Jakarta, 29 Desember 2025 – Menyongsong tahun 2026, PT Kereta Api Indonesia (Persero) terus mengakselerasi kesiapan operasional Stasiun Jatake sebagai bagian dari ekspansi layanan di lintas Tanah Abang–Rangkasbitung. Stasiun yang dibangun di atas lahan seluas ribuan meter persegi ini diharapkan mampu mengurai kepadatan di titik-titik transit utama lainnya. Langkah ini diambil sebagai respons terhadap antusiasme masyarakat yang sangat tinggi dalam menggunakan moda transportasi kereta api untuk bekerja maupun beraktivitas harian. Dengan standar operasional yang ketat, KAI memastikan bahwa setiap jengkal fasilitas di stasiun baru ini memenuhi regulasi keselamatan yang ditetapkan oleh Kementerian Perhubungan.

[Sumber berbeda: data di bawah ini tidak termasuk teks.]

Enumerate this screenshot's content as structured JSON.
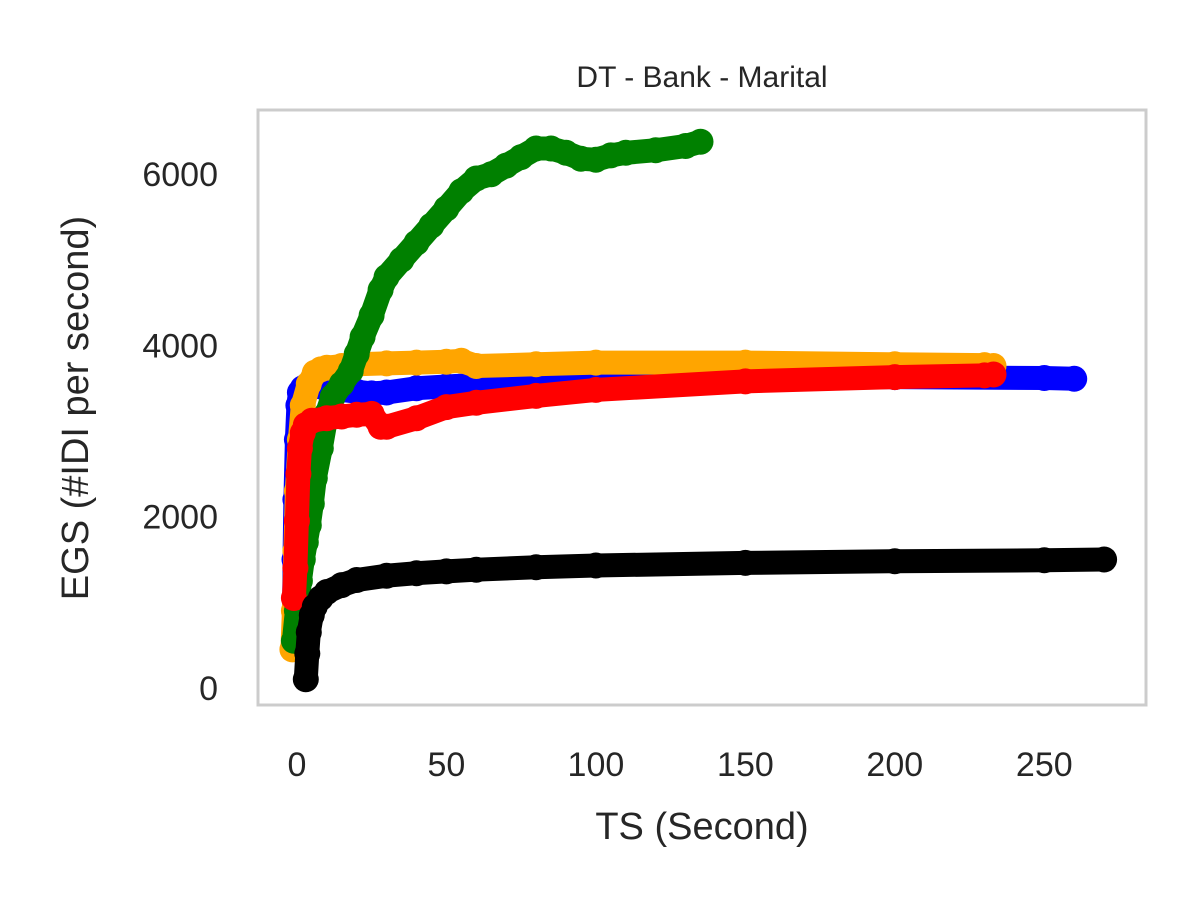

Pertumbuhan penumpang Commuter Line di koridor ini memang tercatat sangat luar biasa, dengan lonjakan hingga jutaan orang setiap tahunnya sejak 2022. Pada tahun 2024 saja, jumlah pengguna telah mencapai angka 69.999.362 orang, yang menunjukkan bahwa kereta api tetap menjadi pilihan utama masyarakat suburban. Kenaikan beban volume ini menuntut adanya inovasi dalam bentuk stasiun baru yang modern dan memiliki kapasitas besar. Bobby Rasyidin selaku Direktur Utama KAI menyebutkan bahwa Stasiun Jatake merupakan jawaban atas tantangan meningkatnya kebutuhan transportasi massal yang andal di wilayah penyangga Jakarta yang kian berkembang pesat.
“Pertumbuhan tersebut menunjukkan kebutuhan masyarakat terhadap layanan transportasi massal yang andal terus meningkat. Stasiun Jatake dipersiapkan untuk menjawab kebutuhan itu dengan menghadirkan akses yang lebih dekat, perjalanan yang lebih tertata, serta distribusi penumpang yang lebih merata,” kata Bobby. Ia optimis bahwa kehadiran stasiun ini akan memberikan dampak positif bagi manajemen waktu para komuter. Distribusi penumpang yang lebih seimbang di sepanjang jalur Rangkasbitung akan mengurangi risiko penumpukan massa di jam-jam sibuk, sehingga pengalaman perjalanan pelanggan menjadi lebih nyaman dan manusiawi.
Dalam hal spesifikasi teknis, Stasiun Jatake memiliki keunggulan berupa bangunan tiga lantai yang fungsional dengan kapasitas pelayanan hingga 20.000 penumpang setiap harinya. Pihak KAI juga menyediakan lahan seluas 4.000 meter persegi untuk pengembangan lanjutan di masa depan agar stasiun ini tetap relevan dengan pertumbuhan kota. Anne Purba menjelaskan bahwa sinergi antara KAI dan pemerintah bertujuan menciptakan ekosistem transportasi yang tidak hanya aman tetapi juga menyenangkan bagi pengguna. “Dengan penguatan aspek keselamatan, kenyamanan, dan keandalan layanan, kehadiran Stasiun Jatake diharapkan semakin meningkatkan kepercayaan masyarakat terhadap kereta api,” tutup Anne mengakhiri pernyataannya (Redaksi).